Dioceses have not revealed all. Prosecutors are still seeking to unseal documents all over the country. Even victim support groups, who have more elaborate lists than any journalism outlet, don’t have the full story.

What Greeley never mentioned, and what certainly should have caught his statistical eye, is that in the case of the Boston archdiocese, where full disclosure was forced, and the Baltimore archdiocese and the Manchester, N.H., diocese where full disclosure was voluntary, the numbers of priest abusers was several times higher than elsewhere.

Either there is a phenomenon peculiar to those three locations, or we can expect the numbers to increase significantly should other dioceses also make full disclosure.

Greeley’s lobbing of the anti-Catholic bomb is irresponsible and his claims are without foundation in fact. The real question is why the Times and other major media outlets did not aggressively pursue the story years earlier.
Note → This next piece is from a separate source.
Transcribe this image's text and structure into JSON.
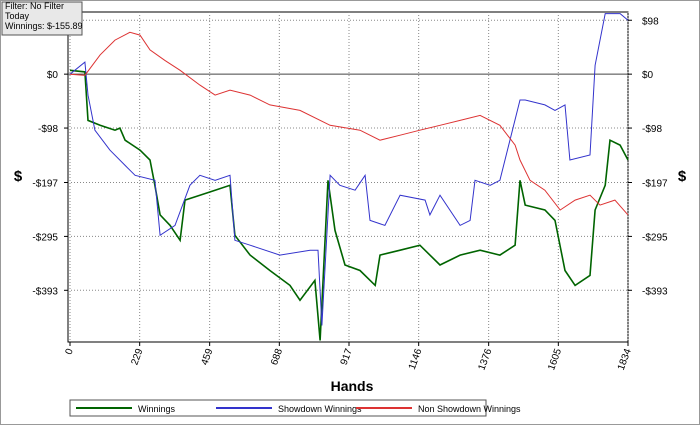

Greeley argues that while he is not a media basher, the sex abuse crisis “has become an occasion for Catholic bashing and celibate priest bashing, an old custom dating to the 19th century that is as American as cherry pie -- with the addition these days that a few self-serving resigned priests join in the game.” The sex abuse crisis has become an excercise in Catholic bashing at a minor level for those who like to flay Catholics. But those activities, while irritating, are an insignificant footnote to the reality.

Most priests are healthy, and no responsible news outlet has suggested otherwise. But it has hardly been just a few self-serving retired priests who have raised questions about celibacy and about the ill effects on the church when its leadership is an all-male, closed and secretive culture accountable to no other individual or group in the wider community.

Greeley should hold his press-bashing ammo until more of the story plays out. This week, for instance, we have to consider the grand jury report out of Long Island, N.Y., a scathing report of a church that went to elaborate lengths to protect clerics while intimidating or ignoring victims (see story, Page 9). The report may sound like Catholic bashing, but it is just one more piece of the puzzle showing the depth and awfulness of this scandal. It won’t end there. The church’s elaborate attempts at hiding the truth from victims, the faithful and law enforcement are coming to light in dioceses across the country where prosecutors and victims’ groups keep digging for details.

Goodstein long ago earned a reputation as one of the more distinguished religion writers in the country.

Taking cheap shots at someone trying to understand and report on the systemic ills of an institution that positions itself as a major moral arbiter in the wider culture is neither going to make the scandal go away nor restore trust in the priesthood.

More than that, the cheap shots deflect our attention away from what should be the primary focus: hundreds, thousands -- who can yet say -- of children and young people who have been sexually abused in this country over the past five decades by Catholic priests. It pains us to say that, but it is the fact.

Suicides and wrecked lives have resulted. And the Catholic hierarchy did everything it could to cover it up. Despite the recent glare of the public spotlight, much of the truth still remains hidden.